ToeJam & Earl 302.04.2003, Mathias Oertel
ToeJam & Earl 3

Im Test:

Shinobi, Sonic, Panzer Dragoon: Auf allen Konsolen tauchen Next-Generation-Titel von Sega auf, deren Namen die Retro-Spieler noch aus guten alten Mega Drive- oder Saturn-Zeiten kennen. Mit ToeJam & Earl 3: Mission to Earth geben sich jetzt Xbox-exklusiv die abgefahrenen Kult-Funk-Aliens ein Stelldichein. Können die Funk Fu-Meister von der momentan grassierenden Retro-Welle profitieren, die mit Panzer Dragoon Orta einen vorläufigen Höhepunkt erfuhr? Oder hätten die beiden doch eher mit ihren Mega Drive-Erfolgen vorlieb nehmen sollen? Die Antworten auf diese und andere Fragen findet Ihr im Test.

Der Funk ist weg

Der Funkopotamus, seinen Freunden auch als Lamont bekannt, hat ein Problem: Seine zwölf heiligen Funk-Alben sind gestohlen worden und auf der ganzen Erde verstreut. Und nur ein Duo -genauer gesagt: Trio- kann dem eigenartigen Wesen helfen, das wie eine kleinwüchsige Mischung aus Gizmo und Sully aus der Monster AG aussieht: ToeJam & Earl, die neuerdings von der Alien-Lady Latisha Unterstützung bekommen.

Doch bevor das Außerirdischen-Trio mit Rhythmus im Blut das runde Dutzend Funk-Vinyl (vielleicht sollte man Lamont mal zuflüstern, dass es mittlerweile auch CDs gibt) wieder in den Fingern halten kann, warten gefährliche Aufgaben auf sie.

Funk-Fu und Notenbeschuss

So skurril wie die Geschichte präsentiert sich auch das Gameplay, das man am ehesten als Jump&Search&Funk bezeichnen könnte.
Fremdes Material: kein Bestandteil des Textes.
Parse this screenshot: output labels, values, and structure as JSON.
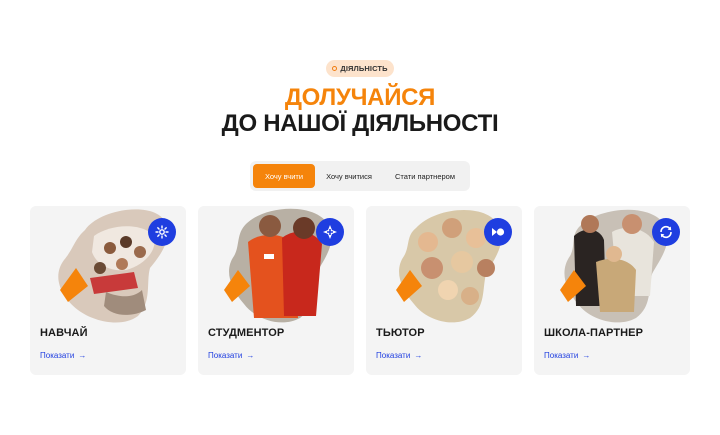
{
  "section": {
    "badge": "ДІЯЛЬНІСТЬ",
    "title_line1": "ДОЛУЧАЙСЯ",
    "title_line2": "ДО НАШОЇ ДІЯЛЬНОСТІ"
  },
  "tabs": [
    {
      "label": "Хочу вчити",
      "active": true
    },
    {
      "label": "Хочу вчитися",
      "active": false
    },
    {
      "label": "Стати партнером",
      "active": false
    }
  ],
  "cards": [
    {
      "title": "НАВЧАЙ",
      "link": "Показати",
      "icon": "flower-icon"
    },
    {
      "title": "СТУДМЕНТОР",
      "link": "Показати",
      "icon": "plus-star-icon"
    },
    {
      "title": "ТЬЮТОР",
      "link": "Показати",
      "icon": "bowtie-icon"
    },
    {
      "title": "ШКОЛА-ПАРТНЕР",
      "link": "Показати",
      "icon": "refresh-icon"
    }
  ],
  "colors": {
    "accent_orange": "#f5840b",
    "accent_blue": "#1f3ee0",
    "card_bg": "#f4f4f4"
  }
}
Es gibt diverse Welten, die miteinander verbunden sind und in denen zahlreiche Türen mit dahinter liegenden Missionen darauf warten, von Euch wahlweise als ToeJam, Latisha oder Earl geöffnet zu werden.

Um die Türen zu öffnen, braucht Ihr...? Na klar: Schlüssel. Die wiederum sind in den zugänglichen Gebieten zu finden.

Selbstredend geht es in den Abschnitten nicht immer friedlich zu. Eine bestimmte Anzahl von Erdlingen wollen Euch genau so an den Kragen wie Wirbelstürme und andere Naturkatastrophen.

Zwar habt Ihr keine Möglichkeit, beispielsweise die angesprochenen Wirbelstürme aufzuhalten, doch was die unfunkigen Erdlinge betrifft, habt Ihr Euer Studium des Funk-Fu in der Hinterhand: Diese Funk-Welle konvertiert die Erdlinge in absolute Funkomanen, für die Ihr quasi der Messias seid und die Euch danach auch kein Haar mehr krümmen.

Doch selbst mit dem Funk-Fu gelangt Ihr schnell an Eure Grenzen, da die Gegner zunehmend immun darauf reagieren.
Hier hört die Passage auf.